Washington's promises that it will not tamper with Taiwan's future by signing a new U.S.-China communique have not reassured Taipei. Secretary of State Madeleine Albright has already responded to Chinese demands with a policy statement nicknamed "the three nos": that is, the U.S. will not support a two-China policy, nor Taiwan's independence, nor Taiwan's membership in the U.N. These are the points that China wants Clinton to write down and sign.
The mere possibility of such a Clinton-Jiang agreement has officials in Taipei frazzled. China hopes to use better relations with the U.S. as bait, to entice Washington into a joint effort to put pressure on Taiwan. Taiwan is worried that some arm-twisting could be coming. "We believe the U.S. should not discuss the three nos with Beijing," says Chen Chien-jen, director-general of the Government Information Office in Taipei. Adds Vice Foreign Minister David Lee: "We don't want this written down because we don't want Beijing to interpret what independence means."

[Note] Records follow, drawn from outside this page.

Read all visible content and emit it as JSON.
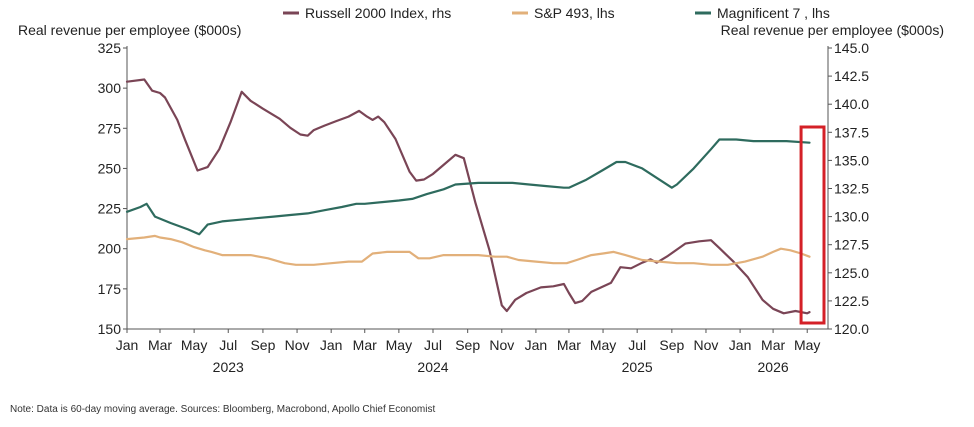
{
  "chart_data": {
    "type": "line",
    "y_left_label": "Real revenue per employee ($000s)",
    "y_right_label": "Real revenue per employee ($000s)",
    "y_left_range": [
      150,
      325
    ],
    "y_left_ticks": [
      "150",
      "175",
      "200",
      "225",
      "250",
      "275",
      "300",
      "325"
    ],
    "y_right_range": [
      120,
      145
    ],
    "y_right_ticks": [
      "120.0",
      "122.5",
      "125.0",
      "127.5",
      "130.0",
      "132.5",
      "135.0",
      "137.5",
      "140.0",
      "142.5",
      "145.0"
    ],
    "x_range": [
      "2023-01-01",
      "2026-05-31"
    ],
    "x_tick_labels": [
      {
        "label": "Jan",
        "date": "2023-01-01"
      },
      {
        "label": "Mar",
        "date": "2023-03-01"
      },
      {
        "label": "May",
        "date": "2023-05-01"
      },
      {
        "label": "Jul",
        "date": "2023-07-01"
      },
      {
        "label": "Sep",
        "date": "2023-09-01"
      },
      {
        "label": "Nov",
        "date": "2023-11-01"
      },
      {
        "label": "Jan",
        "date": "2024-01-01"
      },
      {
        "label": "Mar",
        "date": "2024-03-01"
      },
      {
        "label": "May",
        "date": "2024-05-01"
      },
      {
        "label": "Jul",
        "date": "2024-07-01"
      },
      {
        "label": "Sep",
        "date": "2024-09-01"
      },
      {
        "label": "Nov",
        "date": "2024-11-01"
      },
      {
        "label": "Jan",
        "date": "2025-01-01"
      },
      {
        "label": "Mar",
        "date": "2025-03-01"
      },
      {
        "label": "May",
        "date": "2025-05-01"
      },
      {
        "label": "Jul",
        "date": "2025-07-01"
      },
      {
        "label": "Sep",
        "date": "2025-09-01"
      },
      {
        "label": "Nov",
        "date": "2025-11-01"
      },
      {
        "label": "Jan",
        "date": "2026-01-01"
      },
      {
        "label": "Mar",
        "date": "2026-03-01"
      },
      {
        "label": "May",
        "date": "2026-05-01"
      }
    ],
    "year_labels": [
      {
        "label": "2023",
        "date": "2023-07-01"
      },
      {
        "label": "2024",
        "date": "2024-07-01"
      },
      {
        "label": "2025",
        "date": "2025-07-01"
      },
      {
        "label": "2026",
        "date": "2026-03-01"
      }
    ],
    "legend_position": "top",
    "grid": false,
    "highlight_box": {
      "date_from": "2026-04-20",
      "date_to": "2026-05-31",
      "color": "#d42027"
    },
    "series": [
      {
        "name": "Russell 2000 Index, rhs",
        "axis": "right",
        "color": "#7a4556",
        "points": [
          [
            "2023-01-01",
            142.0
          ],
          [
            "2023-02-01",
            142.2
          ],
          [
            "2023-02-15",
            141.2
          ],
          [
            "2023-03-01",
            141.0
          ],
          [
            "2023-03-10",
            140.6
          ],
          [
            "2023-04-01",
            138.6
          ],
          [
            "2023-04-15",
            136.8
          ],
          [
            "2023-05-07",
            134.1
          ],
          [
            "2023-05-25",
            134.4
          ],
          [
            "2023-06-15",
            136.0
          ],
          [
            "2023-07-05",
            138.4
          ],
          [
            "2023-07-25",
            141.1
          ],
          [
            "2023-08-10",
            140.3
          ],
          [
            "2023-09-01",
            139.6
          ],
          [
            "2023-10-01",
            138.7
          ],
          [
            "2023-10-20",
            137.9
          ],
          [
            "2023-11-07",
            137.3
          ],
          [
            "2023-11-20",
            137.2
          ],
          [
            "2023-12-01",
            137.7
          ],
          [
            "2023-12-20",
            138.1
          ],
          [
            "2024-01-10",
            138.5
          ],
          [
            "2024-02-01",
            138.9
          ],
          [
            "2024-02-20",
            139.4
          ],
          [
            "2024-03-05",
            138.9
          ],
          [
            "2024-03-15",
            138.6
          ],
          [
            "2024-03-25",
            138.9
          ],
          [
            "2024-04-05",
            138.4
          ],
          [
            "2024-04-25",
            136.9
          ],
          [
            "2024-05-20",
            134.0
          ],
          [
            "2024-06-01",
            133.2
          ],
          [
            "2024-06-15",
            133.3
          ],
          [
            "2024-07-01",
            133.8
          ],
          [
            "2024-07-20",
            134.6
          ],
          [
            "2024-08-10",
            135.5
          ],
          [
            "2024-08-25",
            135.2
          ],
          [
            "2024-09-15",
            131.2
          ],
          [
            "2024-10-10",
            127.0
          ],
          [
            "2024-11-01",
            122.1
          ],
          [
            "2024-11-10",
            121.6
          ],
          [
            "2024-11-25",
            122.6
          ],
          [
            "2024-12-15",
            123.2
          ],
          [
            "2025-01-10",
            123.7
          ],
          [
            "2025-02-01",
            123.8
          ],
          [
            "2025-02-20",
            124.0
          ],
          [
            "2025-03-01",
            123.2
          ],
          [
            "2025-03-12",
            122.3
          ],
          [
            "2025-03-25",
            122.5
          ],
          [
            "2025-04-10",
            123.3
          ],
          [
            "2025-05-15",
            124.1
          ],
          [
            "2025-06-01",
            125.5
          ],
          [
            "2025-06-20",
            125.4
          ],
          [
            "2025-07-10",
            125.9
          ],
          [
            "2025-07-25",
            126.2
          ],
          [
            "2025-08-05",
            125.9
          ],
          [
            "2025-08-25",
            126.5
          ],
          [
            "2025-09-25",
            127.6
          ],
          [
            "2025-10-20",
            127.8
          ],
          [
            "2025-11-10",
            127.9
          ],
          [
            "2025-11-25",
            127.2
          ],
          [
            "2025-12-20",
            126.0
          ],
          [
            "2026-01-15",
            124.6
          ],
          [
            "2026-02-10",
            122.6
          ],
          [
            "2026-03-01",
            121.8
          ],
          [
            "2026-03-20",
            121.4
          ],
          [
            "2026-04-10",
            121.6
          ],
          [
            "2026-05-01",
            121.4
          ],
          [
            "2026-05-05",
            121.5
          ]
        ]
      },
      {
        "name": "S&P 493, lhs",
        "axis": "left",
        "color": "#e2b07a",
        "points": [
          [
            "2023-01-01",
            206
          ],
          [
            "2023-02-01",
            207
          ],
          [
            "2023-02-20",
            208
          ],
          [
            "2023-03-01",
            207
          ],
          [
            "2023-03-20",
            206
          ],
          [
            "2023-04-10",
            204
          ],
          [
            "2023-05-01",
            201
          ],
          [
            "2023-05-20",
            199
          ],
          [
            "2023-06-01",
            198
          ],
          [
            "2023-06-20",
            196
          ],
          [
            "2023-07-15",
            196
          ],
          [
            "2023-08-10",
            196
          ],
          [
            "2023-09-10",
            194
          ],
          [
            "2023-10-10",
            191
          ],
          [
            "2023-10-30",
            190
          ],
          [
            "2023-12-01",
            190
          ],
          [
            "2024-01-01",
            191
          ],
          [
            "2024-02-01",
            192
          ],
          [
            "2024-02-25",
            192
          ],
          [
            "2024-03-15",
            197
          ],
          [
            "2024-04-10",
            198
          ],
          [
            "2024-05-10",
            198
          ],
          [
            "2024-05-20",
            198
          ],
          [
            "2024-06-05",
            194
          ],
          [
            "2024-06-25",
            194
          ],
          [
            "2024-07-20",
            196
          ],
          [
            "2024-08-20",
            196
          ],
          [
            "2024-09-20",
            196
          ],
          [
            "2024-10-20",
            195
          ],
          [
            "2024-11-10",
            195
          ],
          [
            "2024-12-01",
            193
          ],
          [
            "2025-01-01",
            192
          ],
          [
            "2025-02-01",
            191
          ],
          [
            "2025-02-25",
            191
          ],
          [
            "2025-03-15",
            193
          ],
          [
            "2025-04-10",
            196
          ],
          [
            "2025-05-01",
            197
          ],
          [
            "2025-05-20",
            198
          ],
          [
            "2025-06-10",
            196
          ],
          [
            "2025-07-10",
            193
          ],
          [
            "2025-08-10",
            192
          ],
          [
            "2025-09-10",
            191
          ],
          [
            "2025-10-10",
            191
          ],
          [
            "2025-11-10",
            190
          ],
          [
            "2025-12-10",
            190
          ],
          [
            "2026-01-10",
            192
          ],
          [
            "2026-02-10",
            195
          ],
          [
            "2026-03-01",
            198
          ],
          [
            "2026-03-15",
            200
          ],
          [
            "2026-04-01",
            199
          ],
          [
            "2026-04-20",
            197
          ],
          [
            "2026-05-05",
            195
          ]
        ]
      },
      {
        "name": "Magnificent 7 , lhs",
        "axis": "left",
        "color": "#2e6b5e",
        "points": [
          [
            "2023-01-01",
            223
          ],
          [
            "2023-01-25",
            226
          ],
          [
            "2023-02-05",
            228
          ],
          [
            "2023-02-20",
            220
          ],
          [
            "2023-03-20",
            216
          ],
          [
            "2023-04-20",
            212
          ],
          [
            "2023-05-10",
            209
          ],
          [
            "2023-05-25",
            215
          ],
          [
            "2023-06-20",
            217
          ],
          [
            "2023-07-20",
            218
          ],
          [
            "2023-08-20",
            219
          ],
          [
            "2023-09-20",
            220
          ],
          [
            "2023-10-20",
            221
          ],
          [
            "2023-11-20",
            222
          ],
          [
            "2023-12-20",
            224
          ],
          [
            "2024-01-20",
            226
          ],
          [
            "2024-02-15",
            228
          ],
          [
            "2024-03-01",
            228
          ],
          [
            "2024-04-01",
            229
          ],
          [
            "2024-05-01",
            230
          ],
          [
            "2024-05-25",
            231
          ],
          [
            "2024-06-20",
            234
          ],
          [
            "2024-07-20",
            237
          ],
          [
            "2024-08-10",
            240
          ],
          [
            "2024-09-20",
            241
          ],
          [
            "2024-10-20",
            241
          ],
          [
            "2024-11-20",
            241
          ],
          [
            "2024-12-20",
            240
          ],
          [
            "2025-01-20",
            239
          ],
          [
            "2025-02-20",
            238
          ],
          [
            "2025-03-01",
            238
          ],
          [
            "2025-04-01",
            243
          ],
          [
            "2025-05-01",
            249
          ],
          [
            "2025-05-25",
            254
          ],
          [
            "2025-06-10",
            254
          ],
          [
            "2025-07-10",
            250
          ],
          [
            "2025-08-10",
            243
          ],
          [
            "2025-09-01",
            238
          ],
          [
            "2025-09-10",
            240
          ],
          [
            "2025-10-10",
            250
          ],
          [
            "2025-11-10",
            262
          ],
          [
            "2025-11-25",
            268
          ],
          [
            "2025-12-25",
            268
          ],
          [
            "2026-01-25",
            267
          ],
          [
            "2026-02-25",
            267
          ],
          [
            "2026-03-25",
            267
          ],
          [
            "2026-05-05",
            266
          ]
        ]
      }
    ]
  },
  "note": "Note: Data is 60-day moving average. Sources: Bloomberg, Macrobond, Apollo Chief Economist"
}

Washington has been hip deep in China's civil war for 50 years, since General George C. Marshall tried unsuccessfully to mediate between the Nationalists led by Chiang Kai-shek, and the communists led by Mao Zedong. Even now, under the Taiwan Relations Act of 1979, the U.S. sells "arms of a defensive character" to Taiwan and warns Beijing that Washington expects "that the future of Taiwan will be determined by peaceful means." Any use of force would be "of grave concern."